A tropical storm came through here this weekend, intermittent bouts of rain and sunshine consuming the day. As the rain tempered off and I looked out our balcony, my eyes were drawn to a puddle. Rain drops steadily fell from the tree above it, forming ripples upon impact. After three days of intense reflection during orientation, I couldn’t help but see a metaphor in front of me. Quite honestly, as I start my year in the Dominican Republic, I don’t feel far off from a rain drop falling from a tree and striking a large unknown body of water.

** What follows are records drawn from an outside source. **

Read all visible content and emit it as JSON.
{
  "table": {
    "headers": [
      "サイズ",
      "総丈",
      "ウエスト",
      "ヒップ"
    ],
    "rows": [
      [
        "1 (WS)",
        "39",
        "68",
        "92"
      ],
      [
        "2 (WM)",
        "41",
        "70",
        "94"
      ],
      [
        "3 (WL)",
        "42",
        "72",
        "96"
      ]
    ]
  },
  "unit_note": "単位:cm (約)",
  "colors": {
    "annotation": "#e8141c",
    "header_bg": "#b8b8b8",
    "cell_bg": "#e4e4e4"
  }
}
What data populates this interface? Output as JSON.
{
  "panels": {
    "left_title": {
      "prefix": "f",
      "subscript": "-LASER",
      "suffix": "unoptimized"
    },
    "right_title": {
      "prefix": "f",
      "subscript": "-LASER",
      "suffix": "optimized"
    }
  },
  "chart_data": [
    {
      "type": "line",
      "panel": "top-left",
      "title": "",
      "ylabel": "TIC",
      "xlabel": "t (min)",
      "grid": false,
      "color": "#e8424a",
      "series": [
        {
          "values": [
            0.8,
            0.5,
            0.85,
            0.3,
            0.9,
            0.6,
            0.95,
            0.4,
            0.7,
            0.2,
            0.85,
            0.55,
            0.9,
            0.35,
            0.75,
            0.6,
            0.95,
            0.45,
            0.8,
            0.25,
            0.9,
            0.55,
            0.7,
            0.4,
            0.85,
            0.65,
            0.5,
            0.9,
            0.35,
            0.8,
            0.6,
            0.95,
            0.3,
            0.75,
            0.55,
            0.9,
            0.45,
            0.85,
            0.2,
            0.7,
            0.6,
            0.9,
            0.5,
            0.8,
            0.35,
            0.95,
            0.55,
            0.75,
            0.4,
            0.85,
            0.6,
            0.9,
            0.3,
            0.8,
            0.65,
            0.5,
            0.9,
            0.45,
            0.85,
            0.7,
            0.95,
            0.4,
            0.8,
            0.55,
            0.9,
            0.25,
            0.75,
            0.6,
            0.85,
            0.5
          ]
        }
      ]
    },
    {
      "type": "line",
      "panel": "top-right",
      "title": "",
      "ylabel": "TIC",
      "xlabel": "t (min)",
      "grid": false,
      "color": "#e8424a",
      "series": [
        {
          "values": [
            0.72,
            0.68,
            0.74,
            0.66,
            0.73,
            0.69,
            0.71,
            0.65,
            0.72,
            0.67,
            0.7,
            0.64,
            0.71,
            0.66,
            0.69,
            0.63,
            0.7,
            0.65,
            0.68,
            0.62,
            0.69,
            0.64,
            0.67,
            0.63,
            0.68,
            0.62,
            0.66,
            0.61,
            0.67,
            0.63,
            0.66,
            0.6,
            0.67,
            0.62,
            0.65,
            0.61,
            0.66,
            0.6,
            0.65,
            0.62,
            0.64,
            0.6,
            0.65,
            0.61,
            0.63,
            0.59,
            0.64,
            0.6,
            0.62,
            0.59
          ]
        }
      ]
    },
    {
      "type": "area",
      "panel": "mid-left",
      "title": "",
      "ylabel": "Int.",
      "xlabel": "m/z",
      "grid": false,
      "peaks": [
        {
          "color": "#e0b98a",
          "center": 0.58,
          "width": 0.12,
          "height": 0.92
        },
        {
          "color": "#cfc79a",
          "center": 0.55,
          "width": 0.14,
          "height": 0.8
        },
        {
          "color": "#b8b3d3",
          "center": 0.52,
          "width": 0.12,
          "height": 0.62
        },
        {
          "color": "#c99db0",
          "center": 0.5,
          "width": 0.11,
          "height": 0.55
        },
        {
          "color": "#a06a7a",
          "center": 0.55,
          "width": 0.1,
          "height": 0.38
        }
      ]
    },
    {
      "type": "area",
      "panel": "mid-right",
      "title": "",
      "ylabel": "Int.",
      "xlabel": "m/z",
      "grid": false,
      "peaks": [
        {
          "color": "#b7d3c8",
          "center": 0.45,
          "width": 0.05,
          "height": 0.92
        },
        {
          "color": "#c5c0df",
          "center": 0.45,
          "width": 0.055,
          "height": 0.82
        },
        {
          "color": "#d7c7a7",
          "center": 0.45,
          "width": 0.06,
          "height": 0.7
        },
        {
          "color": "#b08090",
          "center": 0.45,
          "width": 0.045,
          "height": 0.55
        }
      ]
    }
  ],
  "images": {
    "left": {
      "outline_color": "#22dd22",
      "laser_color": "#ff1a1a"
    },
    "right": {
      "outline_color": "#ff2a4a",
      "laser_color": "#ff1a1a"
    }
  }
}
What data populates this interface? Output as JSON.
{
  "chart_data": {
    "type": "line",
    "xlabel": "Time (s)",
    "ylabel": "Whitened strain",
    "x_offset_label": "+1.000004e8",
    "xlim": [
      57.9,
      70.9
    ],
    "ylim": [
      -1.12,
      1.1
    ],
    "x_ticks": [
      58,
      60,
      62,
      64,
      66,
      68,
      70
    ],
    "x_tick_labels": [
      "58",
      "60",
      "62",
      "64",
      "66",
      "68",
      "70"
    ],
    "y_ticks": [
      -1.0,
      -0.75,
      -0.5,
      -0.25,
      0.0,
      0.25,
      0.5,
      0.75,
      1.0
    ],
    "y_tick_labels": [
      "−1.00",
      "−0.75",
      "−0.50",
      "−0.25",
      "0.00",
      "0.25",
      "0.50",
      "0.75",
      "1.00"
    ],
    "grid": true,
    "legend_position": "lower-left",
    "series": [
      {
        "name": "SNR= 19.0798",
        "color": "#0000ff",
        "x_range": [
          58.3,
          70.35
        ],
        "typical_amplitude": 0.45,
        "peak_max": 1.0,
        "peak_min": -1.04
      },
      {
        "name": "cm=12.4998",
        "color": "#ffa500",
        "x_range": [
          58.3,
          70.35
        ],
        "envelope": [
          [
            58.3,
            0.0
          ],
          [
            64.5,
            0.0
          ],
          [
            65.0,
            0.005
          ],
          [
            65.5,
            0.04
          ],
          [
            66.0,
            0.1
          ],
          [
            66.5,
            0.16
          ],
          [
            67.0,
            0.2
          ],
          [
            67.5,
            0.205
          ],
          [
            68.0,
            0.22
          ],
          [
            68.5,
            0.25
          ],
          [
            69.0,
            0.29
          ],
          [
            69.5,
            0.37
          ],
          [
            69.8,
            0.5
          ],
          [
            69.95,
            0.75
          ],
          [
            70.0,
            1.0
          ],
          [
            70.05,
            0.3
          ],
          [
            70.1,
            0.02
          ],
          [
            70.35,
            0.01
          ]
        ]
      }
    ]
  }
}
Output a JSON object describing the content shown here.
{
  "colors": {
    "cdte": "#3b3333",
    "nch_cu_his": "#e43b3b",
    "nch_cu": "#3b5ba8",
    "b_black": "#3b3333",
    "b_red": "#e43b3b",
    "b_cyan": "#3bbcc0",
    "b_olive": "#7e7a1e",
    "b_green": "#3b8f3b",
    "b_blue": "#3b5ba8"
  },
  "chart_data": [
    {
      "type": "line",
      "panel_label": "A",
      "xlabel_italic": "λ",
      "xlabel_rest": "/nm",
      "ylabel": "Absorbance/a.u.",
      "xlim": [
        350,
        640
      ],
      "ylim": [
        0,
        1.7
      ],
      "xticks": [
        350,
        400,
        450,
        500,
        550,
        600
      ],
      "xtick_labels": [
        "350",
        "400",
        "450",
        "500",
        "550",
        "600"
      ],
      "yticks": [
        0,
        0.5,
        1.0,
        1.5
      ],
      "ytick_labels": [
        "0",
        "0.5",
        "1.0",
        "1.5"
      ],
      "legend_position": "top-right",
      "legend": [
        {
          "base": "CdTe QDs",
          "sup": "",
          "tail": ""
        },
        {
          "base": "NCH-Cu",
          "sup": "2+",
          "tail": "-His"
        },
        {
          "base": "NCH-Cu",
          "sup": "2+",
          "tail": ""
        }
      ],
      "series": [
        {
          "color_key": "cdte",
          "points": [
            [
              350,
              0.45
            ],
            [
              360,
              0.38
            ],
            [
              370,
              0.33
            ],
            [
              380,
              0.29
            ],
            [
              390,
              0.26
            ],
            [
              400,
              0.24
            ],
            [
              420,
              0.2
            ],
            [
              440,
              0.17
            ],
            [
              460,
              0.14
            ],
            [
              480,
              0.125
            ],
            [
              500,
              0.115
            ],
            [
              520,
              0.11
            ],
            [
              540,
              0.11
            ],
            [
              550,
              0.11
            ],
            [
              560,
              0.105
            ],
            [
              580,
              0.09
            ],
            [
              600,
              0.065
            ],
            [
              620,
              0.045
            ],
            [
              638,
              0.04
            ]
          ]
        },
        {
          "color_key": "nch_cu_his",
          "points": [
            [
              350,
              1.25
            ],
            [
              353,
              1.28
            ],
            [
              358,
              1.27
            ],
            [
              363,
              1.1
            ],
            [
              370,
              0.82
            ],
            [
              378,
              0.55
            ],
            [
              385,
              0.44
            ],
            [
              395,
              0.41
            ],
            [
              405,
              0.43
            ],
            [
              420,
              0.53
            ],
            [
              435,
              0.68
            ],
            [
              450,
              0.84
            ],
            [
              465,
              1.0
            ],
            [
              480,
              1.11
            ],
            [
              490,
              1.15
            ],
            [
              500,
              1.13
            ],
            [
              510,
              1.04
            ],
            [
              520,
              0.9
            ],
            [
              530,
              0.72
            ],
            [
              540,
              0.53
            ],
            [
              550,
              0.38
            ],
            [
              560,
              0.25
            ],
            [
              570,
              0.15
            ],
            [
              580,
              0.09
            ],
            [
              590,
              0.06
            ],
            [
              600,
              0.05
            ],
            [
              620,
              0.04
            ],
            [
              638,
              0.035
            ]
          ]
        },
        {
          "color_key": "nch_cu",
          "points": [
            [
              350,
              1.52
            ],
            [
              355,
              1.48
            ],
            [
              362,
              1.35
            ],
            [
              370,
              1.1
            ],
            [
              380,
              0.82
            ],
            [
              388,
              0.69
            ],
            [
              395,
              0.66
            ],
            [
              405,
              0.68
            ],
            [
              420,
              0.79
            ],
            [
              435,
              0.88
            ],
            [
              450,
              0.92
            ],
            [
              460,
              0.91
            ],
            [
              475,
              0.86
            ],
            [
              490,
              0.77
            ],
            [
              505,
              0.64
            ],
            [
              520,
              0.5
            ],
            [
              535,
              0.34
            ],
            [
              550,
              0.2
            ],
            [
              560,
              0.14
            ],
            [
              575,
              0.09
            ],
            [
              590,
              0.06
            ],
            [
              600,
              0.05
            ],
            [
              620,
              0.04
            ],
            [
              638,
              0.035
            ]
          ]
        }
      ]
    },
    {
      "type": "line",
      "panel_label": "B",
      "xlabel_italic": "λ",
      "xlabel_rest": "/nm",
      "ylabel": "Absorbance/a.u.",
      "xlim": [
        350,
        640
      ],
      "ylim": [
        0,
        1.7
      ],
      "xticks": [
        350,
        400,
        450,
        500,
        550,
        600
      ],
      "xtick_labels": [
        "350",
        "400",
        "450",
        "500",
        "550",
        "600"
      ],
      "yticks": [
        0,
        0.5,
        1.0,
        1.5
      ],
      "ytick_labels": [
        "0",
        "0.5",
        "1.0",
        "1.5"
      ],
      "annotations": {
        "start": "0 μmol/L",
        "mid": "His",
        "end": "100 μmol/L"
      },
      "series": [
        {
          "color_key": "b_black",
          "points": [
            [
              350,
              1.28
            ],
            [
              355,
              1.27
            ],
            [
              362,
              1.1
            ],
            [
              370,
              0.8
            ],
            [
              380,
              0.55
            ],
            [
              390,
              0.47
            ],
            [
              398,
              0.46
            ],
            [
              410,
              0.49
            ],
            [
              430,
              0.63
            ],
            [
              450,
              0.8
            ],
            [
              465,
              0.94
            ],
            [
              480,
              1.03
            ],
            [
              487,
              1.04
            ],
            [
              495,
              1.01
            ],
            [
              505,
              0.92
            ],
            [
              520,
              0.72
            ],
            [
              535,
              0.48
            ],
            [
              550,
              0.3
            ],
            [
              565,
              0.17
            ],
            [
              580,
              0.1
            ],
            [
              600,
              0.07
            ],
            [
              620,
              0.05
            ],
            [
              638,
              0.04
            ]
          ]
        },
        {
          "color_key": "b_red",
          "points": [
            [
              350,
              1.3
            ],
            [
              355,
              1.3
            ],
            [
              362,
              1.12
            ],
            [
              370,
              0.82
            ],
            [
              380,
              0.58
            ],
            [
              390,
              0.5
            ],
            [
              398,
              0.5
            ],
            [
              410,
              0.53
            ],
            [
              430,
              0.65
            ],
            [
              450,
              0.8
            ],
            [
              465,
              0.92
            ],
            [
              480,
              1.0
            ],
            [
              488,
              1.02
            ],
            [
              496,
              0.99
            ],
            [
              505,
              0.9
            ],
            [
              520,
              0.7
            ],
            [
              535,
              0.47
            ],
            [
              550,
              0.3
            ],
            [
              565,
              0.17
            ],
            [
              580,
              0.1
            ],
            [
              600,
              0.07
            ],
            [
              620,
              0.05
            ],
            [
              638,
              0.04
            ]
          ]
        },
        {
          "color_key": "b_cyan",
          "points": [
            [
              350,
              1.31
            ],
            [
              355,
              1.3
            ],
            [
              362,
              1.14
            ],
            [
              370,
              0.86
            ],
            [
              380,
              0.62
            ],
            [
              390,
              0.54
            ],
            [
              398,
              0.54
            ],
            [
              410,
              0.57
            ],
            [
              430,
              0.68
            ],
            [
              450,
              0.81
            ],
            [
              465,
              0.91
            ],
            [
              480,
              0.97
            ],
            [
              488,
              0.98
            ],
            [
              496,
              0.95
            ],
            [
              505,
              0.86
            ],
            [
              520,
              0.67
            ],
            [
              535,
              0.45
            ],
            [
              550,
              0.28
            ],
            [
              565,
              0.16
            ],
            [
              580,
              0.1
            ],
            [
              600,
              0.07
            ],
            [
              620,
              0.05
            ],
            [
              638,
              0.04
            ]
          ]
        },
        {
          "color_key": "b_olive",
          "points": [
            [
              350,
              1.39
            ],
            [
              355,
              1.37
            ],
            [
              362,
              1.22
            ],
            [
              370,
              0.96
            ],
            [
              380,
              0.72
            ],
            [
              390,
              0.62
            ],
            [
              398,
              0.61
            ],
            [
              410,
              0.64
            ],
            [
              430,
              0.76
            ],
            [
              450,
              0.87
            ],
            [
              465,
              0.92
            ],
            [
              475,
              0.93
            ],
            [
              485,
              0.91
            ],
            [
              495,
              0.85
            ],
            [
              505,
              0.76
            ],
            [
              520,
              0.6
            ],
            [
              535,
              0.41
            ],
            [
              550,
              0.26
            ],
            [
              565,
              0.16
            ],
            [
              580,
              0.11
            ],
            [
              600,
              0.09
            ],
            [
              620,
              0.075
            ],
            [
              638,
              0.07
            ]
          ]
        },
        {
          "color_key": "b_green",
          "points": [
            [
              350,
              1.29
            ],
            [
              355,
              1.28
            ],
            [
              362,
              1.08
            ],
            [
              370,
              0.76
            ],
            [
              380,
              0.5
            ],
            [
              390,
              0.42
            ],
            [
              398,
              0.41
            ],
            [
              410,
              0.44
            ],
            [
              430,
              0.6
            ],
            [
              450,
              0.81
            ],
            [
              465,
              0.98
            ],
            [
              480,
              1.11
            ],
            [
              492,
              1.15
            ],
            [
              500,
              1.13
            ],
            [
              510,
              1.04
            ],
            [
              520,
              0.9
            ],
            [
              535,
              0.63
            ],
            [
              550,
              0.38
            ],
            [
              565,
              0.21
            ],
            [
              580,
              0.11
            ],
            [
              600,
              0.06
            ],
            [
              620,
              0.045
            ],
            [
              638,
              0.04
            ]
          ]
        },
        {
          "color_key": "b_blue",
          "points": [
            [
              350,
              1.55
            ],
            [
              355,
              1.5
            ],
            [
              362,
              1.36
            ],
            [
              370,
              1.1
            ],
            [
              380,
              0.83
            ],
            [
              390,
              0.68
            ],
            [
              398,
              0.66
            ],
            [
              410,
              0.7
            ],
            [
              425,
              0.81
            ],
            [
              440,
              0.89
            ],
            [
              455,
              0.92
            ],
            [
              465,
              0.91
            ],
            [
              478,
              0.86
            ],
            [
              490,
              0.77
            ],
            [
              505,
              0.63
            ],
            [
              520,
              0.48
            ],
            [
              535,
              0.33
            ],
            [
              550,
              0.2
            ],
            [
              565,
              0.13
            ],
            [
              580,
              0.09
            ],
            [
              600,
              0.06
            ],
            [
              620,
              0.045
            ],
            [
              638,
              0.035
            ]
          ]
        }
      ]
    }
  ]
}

Like anything worthwhile, choosing to do a year of service involves taking a risk for me. I struggle daily to communicate with those around me. (This Bridesmaids clip displays perfectly how I feel 90% of the time: http://www.youtube.com/watch?v=szAvasyAavs&playnext=1&list=PLA57BC96ECEAD0545&feature=results_video.) I am far away from the people that I love. I live with people I’ve just met, and I’m trusting them to support me throughout this process. There’s a strong chance that I will step on a sea urchin at some point. The list goes on and to be honest, it’s exciting but also very scary. In many senses, I feel as if I am falling, landing in an unfamiliar place. A very unfamiliar place.
However, all I need to do is hug one of the kids and I have no question why I’ve chosen to take this risk. Mother Teresa said perfectly, “We ourselves feel that what we are doing is just a drop in the ocean. But the ocean would be less because of that missing drop.” This strange ocean is a place that I care deeply about, and many times I feel completely overwhelmed by all of its needs. How can my presence here truly have an impact when the problems far exceed my capabilities? I am a mere raindrop trying to affect an ocean, and as I land I will only see the very first ripple I’ve created. Yet, I need to remember that that ripple will grow and continue to grow into something much greater than I ever could have imagined.